Paul_Vincent_Constantin_Douchez

Originaire de Paris, Paul Vincent Constantin Douchez naît le 10 mars 1879 dans le 4e arrondissement de la capitale. À sa naissance, son père, qui gagne sa vie comme garçon de café, est âgé de 32 ans. Sa mère, Élise Émilienne Collart, a 24 ans et exerce le métier de couturière.

Le chef de famille décède le 13 avril 1896 à Kensington dans le comté de Londres. Paul a 17 ans. L’histoire ne dit pas si les Douchez étaient tous installés en Angleterre à ce moment-là.

La fiche signalétique et des services de Paul Vincent Constantin Douchez mentionne un degré d’instruction de niveau 3. Ses connaissances scolaires lui permettent une bonne aptitude au calcul, à la lecture et l’écriture.

Jeune homme recensé de la classe 1899, il est ajourné l’année de ses 21 ans. En 1901, il en est de même. Paul doit se présenter une troisième fois devant le conseil de révision qui le classe, service auxiliaire en 1902.

Il passe dans la réserve de l’armée active le 1er novembre 1903, probablement sans avoir été incorporé. Cette décision ne lui convient pas. Paul Douchez fait donc appel, car il souhaite être reconnu apte au service armé. Sa requête est entendue en 1903.

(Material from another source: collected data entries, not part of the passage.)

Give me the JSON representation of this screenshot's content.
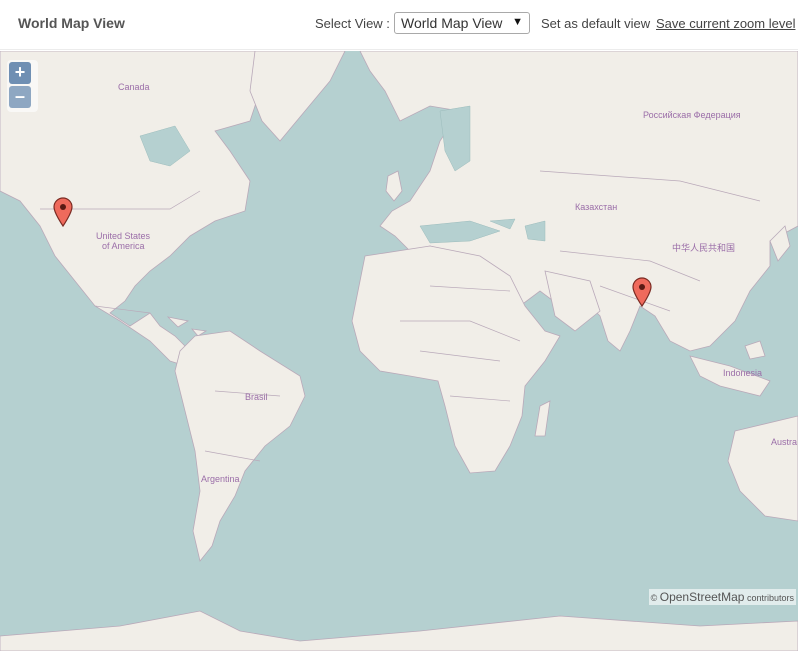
{
  "header": {
    "title": "World Map View",
    "select_label": "Select View :",
    "select_value": "World Map View",
    "set_default_label": "Set as default view",
    "save_zoom_label": "Save current zoom level"
  },
  "map": {
    "zoom_in": "+",
    "zoom_out": "–",
    "labels": {
      "canada": "Canada",
      "usa_line1": "United States",
      "usa_line2": "of America",
      "russia": "Российская Федерация",
      "kazakhstan": "Казахстан",
      "china": "中华人民共和国",
      "brazil": "Brasil",
      "argentina": "Argentina",
      "indonesia": "Indonesia",
      "australia": "Austra"
    },
    "attribution_symbol": "©",
    "attribution_brand": "OpenStreetMap",
    "attribution_suffix": " contributors",
    "colors": {
      "water": "#b5d0d0",
      "land": "#f1eee8",
      "border": "#b9a9b9",
      "marker": "#ef6a5c"
    }
  }
}
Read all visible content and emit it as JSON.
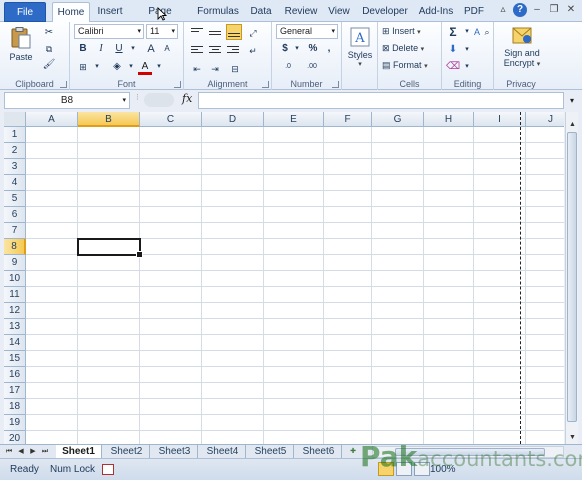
{
  "tabs": {
    "file": "File",
    "items": [
      "Home",
      "Insert",
      "Page Layout",
      "Formulas",
      "Data",
      "Review",
      "View",
      "Developer",
      "Add-Ins",
      "PDF"
    ]
  },
  "ribbon": {
    "clipboard": {
      "paste": "Paste",
      "label": "Clipboard"
    },
    "font": {
      "name": "Calibri",
      "size": "11",
      "bold": "B",
      "italic": "I",
      "underline": "U",
      "grow": "A",
      "shrink": "A",
      "color_letter": "A",
      "label": "Font"
    },
    "alignment": {
      "label": "Alignment"
    },
    "number": {
      "format": "General",
      "currency": "$",
      "percent": "%",
      "comma": ",",
      "inc_decimal": ".0",
      "dec_decimal": ".00",
      "label": "Number"
    },
    "styles": {
      "label": "Styles"
    },
    "cells": {
      "insert": "Insert",
      "delete": "Delete",
      "format": "Format",
      "label": "Cells"
    },
    "editing": {
      "sum": "Σ",
      "sort": "A",
      "label": "Editing"
    },
    "privacy": {
      "sign": "Sign and",
      "encrypt": "Encrypt",
      "label": "Privacy"
    }
  },
  "formula_bar": {
    "name_box": "B8",
    "fx": "fx",
    "value": ""
  },
  "grid": {
    "columns": [
      "A",
      "B",
      "C",
      "D",
      "E",
      "F",
      "G",
      "H",
      "I",
      "J"
    ],
    "rows": [
      "1",
      "2",
      "3",
      "4",
      "5",
      "6",
      "7",
      "8",
      "9",
      "10",
      "11",
      "12",
      "13",
      "14",
      "15",
      "16",
      "17",
      "18",
      "19",
      "20"
    ],
    "selected_column": "B",
    "selected_row": "8"
  },
  "sheets": [
    "Sheet1",
    "Sheet2",
    "Sheet3",
    "Sheet4",
    "Sheet5",
    "Sheet6"
  ],
  "active_sheet": "Sheet1",
  "status": {
    "ready": "Ready",
    "numlock": "Num Lock",
    "zoom": "100%"
  },
  "watermark": {
    "brand": "Pak",
    "site": "accountants.com"
  },
  "colors": {
    "file_tab": "#2e6bc6",
    "selected_header": "#f5c953",
    "gridline": "#d4dce6"
  }
}
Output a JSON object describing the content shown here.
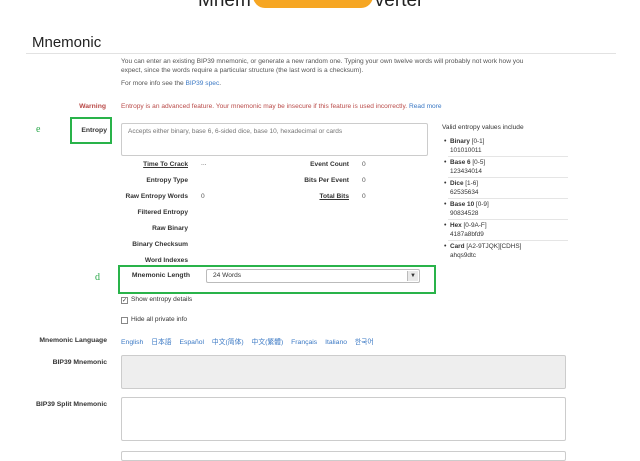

Paul Vincent Constantin, qui occupe maintenant un poste de comptable, épouse Marie Anna Lambrecq le 25 mai 1907 à Lille. il a élu domicile dans cette ville en 1896, l’année du décès de son père.

Deux enfants vont naître de cette union, mais le couple ne s’entend pas et finit par se séparer. Le divorce est prononcé le 23 juillet 1910.

Paul Douchez ne va pas rester célibataire très longtemps. Le 6 février 1911, un second mariage le conduit à la mairie de Lille pour épouser Jeanne Julie Joséphine Corbaux, une rentière originaire de Senclin. Son frère Émile est son premier témoin.

Le 1er octobre 1913, il doit rejoindre les effectifs de l’armée territoriale. Paul a fêté ses 34 ans au mois de mars. Il a obligation de se présenter devant la commission de réforme. Celle-ci lui donne un avis favorable. Son nom est enregistré sur la liste des  effectifs du 5e R.I.T. de Lille.

Le 1er août 1914, Paul Douchez est appelé à l’activité par décret de mobilisation générale, comme des centaines de milliers d’hommes qui sont dans l’obligation de rejoindre leurs dépôts d’affectation. Deux jours plus tard, il est à la caserne Levis, pour y être habillé et équipé militairement.

Affecté à une compagnie de mitrailleuses, il fait partie des éléments du 5e R.I.T. qui sont envoyés dans la région de Calais.

Le soldat Douchez évolue assez rapidement dans l’échelle des grades de sous-officier. Nommé caporal le 9 mars 1915, promu sergent le 9 octobre, il devient, à partir de cette promotion, sous-officier, chef de peloton, une fonction qu’il occupe jusqu’au 25 novembre ; puis il devient sergent-major à compter du 10 janvier 1916.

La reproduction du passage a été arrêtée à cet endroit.